Had a girly discussion about make up and how, on the best of days, discovering the right shade of lipstick makes me feel I hit the jackpot in the national lottery, and how knowing that I am out, exposed to the world without even a slick of gloss to shield me from cruel comments about how the dead are up and walking, makes me want to curl up and die, without the courtesy of leaving a suicide note behind to ladle on eternal guilt to the one I leave behind who will undoubtedly turn cartwheels in delight and begin pulling out little black books of forgotten one night stand numbers.
What is it about me and lipstick that makes me recoil violently from my barefaced morning dog breath face when I glimpse it unlipsticked and puffy eyed the first thing I awake. I have now come to the matronly stage in my life when I do know and understand that I have to put on my face to look human, and not like some mangled rodent remains the cat dragged in as offering to her human. And I am okay with that. I worry about the panic that sets in if I fear I have been spotted in a public situation without said face. You know. With lipstick off. With face ashine with liters of oil pouring out of them geysers on the nose they call pores. Pours would have been more appropriate. But never mind.
Once upon a time I lived barefaced. That was when I had not got into training bras. Like them bras, once I slathered on my first slash of colour on the lips, and outlined them eyes with kohl, I never went back. Make up is a definator of womanhood. A rite of passage. A declaration to the world that your childhood is now behind you and you are now a woman and out there to attract them stares from pimply gangly youth who are, in these hedonistic times, busy kidnapping each other and killing friends for ransom money. I came of age in more innocent times, when one could stare longingly at crushes and objects of interest without any risk of being kidnapped, molested or worse. And one could step out in public with bright orange lipstick without being laughed off the planet. Yup, guilty as charged. But then the skin was young and the eyes were bright, and orange lipstick didnt actually look as terrible as it would now.

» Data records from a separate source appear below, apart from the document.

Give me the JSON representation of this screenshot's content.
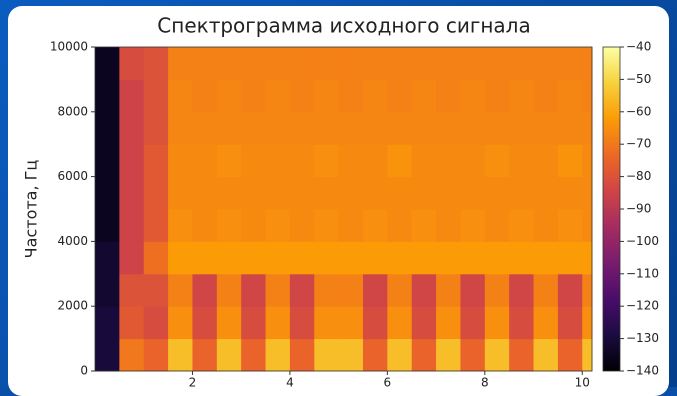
{
  "chart_data": {
    "type": "heatmap",
    "title": "Спектрограмма исходного сигнала",
    "ylabel": "Частота, Гц",
    "x": [
      0,
      0.5,
      1,
      1.5,
      2,
      2.5,
      3,
      3.5,
      4,
      4.5,
      5,
      5.5,
      6,
      6.5,
      7,
      7.5,
      8,
      8.5,
      9,
      9.5,
      10,
      10.2
    ],
    "y": [
      0,
      1000,
      2000,
      3000,
      4000,
      5000,
      6000,
      7000,
      8000,
      9000,
      10000
    ],
    "z": [
      [
        -130,
        -70,
        -75,
        -55,
        -75,
        -55,
        -75,
        -55,
        -75,
        -55,
        -55,
        -75,
        -55,
        -75,
        -55,
        -75,
        -55,
        -75,
        -55,
        -75,
        -55
      ],
      [
        -130,
        -78,
        -82,
        -65,
        -82,
        -65,
        -82,
        -65,
        -82,
        -65,
        -65,
        -82,
        -65,
        -82,
        -65,
        -82,
        -65,
        -82,
        -65,
        -82,
        -65
      ],
      [
        -132,
        -80,
        -80,
        -68,
        -84,
        -68,
        -84,
        -68,
        -84,
        -68,
        -68,
        -84,
        -68,
        -84,
        -68,
        -84,
        -68,
        -84,
        -68,
        -84,
        -68
      ],
      [
        -132,
        -85,
        -72,
        -62,
        -62,
        -62,
        -62,
        -62,
        -62,
        -62,
        -62,
        -62,
        -62,
        -62,
        -62,
        -62,
        -62,
        -62,
        -62,
        -62,
        -62
      ],
      [
        -135,
        -85,
        -78,
        -65,
        -66,
        -65,
        -66,
        -65,
        -66,
        -65,
        -66,
        -65,
        -66,
        -65,
        -66,
        -65,
        -66,
        -65,
        -66,
        -65,
        -66
      ],
      [
        -135,
        -85,
        -78,
        -66,
        -66,
        -66,
        -66,
        -66,
        -66,
        -66,
        -66,
        -66,
        -66,
        -66,
        -66,
        -66,
        -66,
        -66,
        -66,
        -66,
        -66
      ],
      [
        -135,
        -85,
        -78,
        -66,
        -66,
        -65,
        -66,
        -66,
        -66,
        -65,
        -66,
        -66,
        -64,
        -66,
        -66,
        -66,
        -65,
        -66,
        -66,
        -64,
        -66
      ],
      [
        -135,
        -85,
        -80,
        -67,
        -67,
        -67,
        -67,
        -67,
        -67,
        -67,
        -67,
        -67,
        -67,
        -67,
        -67,
        -67,
        -67,
        -67,
        -67,
        -67,
        -67
      ],
      [
        -135,
        -85,
        -80,
        -67,
        -68,
        -67,
        -68,
        -67,
        -68,
        -67,
        -68,
        -67,
        -68,
        -67,
        -68,
        -67,
        -68,
        -67,
        -68,
        -67,
        -68
      ],
      [
        -135,
        -82,
        -80,
        -68,
        -68,
        -68,
        -68,
        -68,
        -68,
        -68,
        -68,
        -68,
        -68,
        -68,
        -68,
        -68,
        -68,
        -68,
        -68,
        -68,
        -68
      ]
    ],
    "xlim": [
      0,
      10.2
    ],
    "xticks": [
      2,
      4,
      6,
      8,
      10
    ],
    "ylim": [
      0,
      10000
    ],
    "yticks": [
      0,
      2000,
      4000,
      6000,
      8000,
      10000
    ],
    "clim": [
      -140,
      -40
    ],
    "cticks": [
      {
        "value": -40,
        "label": "−40"
      },
      {
        "value": -50,
        "label": "−50"
      },
      {
        "value": -60,
        "label": "−60"
      },
      {
        "value": -70,
        "label": "−70"
      },
      {
        "value": -80,
        "label": "−80"
      },
      {
        "value": -90,
        "label": "−90"
      },
      {
        "value": -100,
        "label": "−100"
      },
      {
        "value": -110,
        "label": "−110"
      },
      {
        "value": -120,
        "label": "−120"
      },
      {
        "value": -130,
        "label": "−130"
      },
      {
        "value": -140,
        "label": "−140"
      }
    ],
    "colormap": [
      "#000004",
      "#1b0c41",
      "#4a0c6b",
      "#781c6d",
      "#a52c60",
      "#cf4446",
      "#ed6925",
      "#fb9b06",
      "#f7d13d",
      "#fcffa4"
    ]
  }
}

Today, I must leave the house with eyes outlined, tinted sunblock in place and lips slicked over with either lipstick or gloss. Or I might as well have stepped out butt naked. I hate this dependence on cosmetics. I wish I had the courage to move out of the house with my skin bare, and no artificial pigment touching said skin. Having said that, I have moved from a situation when I sat at home all day with my contact lenses in, to a current dog laziness about putting in them eyes, and moving out and about with them soda bottle glasses and pretending that one is deliberately patronising the intellectual look on days when I havent had the chance to run the damn comb through my hair. Yup. That doesnt seem to make much of a difference, running said comb through the hair, but a slick of lipstick does immediately lift up the face, add some colour and drag one back, by above mentioned uncombed hair, back from the realm of the undead. Leave me on a desert island with a Woman Friday to fish and cook for me and a crate of sunblock and lipstick, and I would die happy. Throw in some eyeliner and some nail polish and I would die a good looking corpse too!
What is your relationship with make up?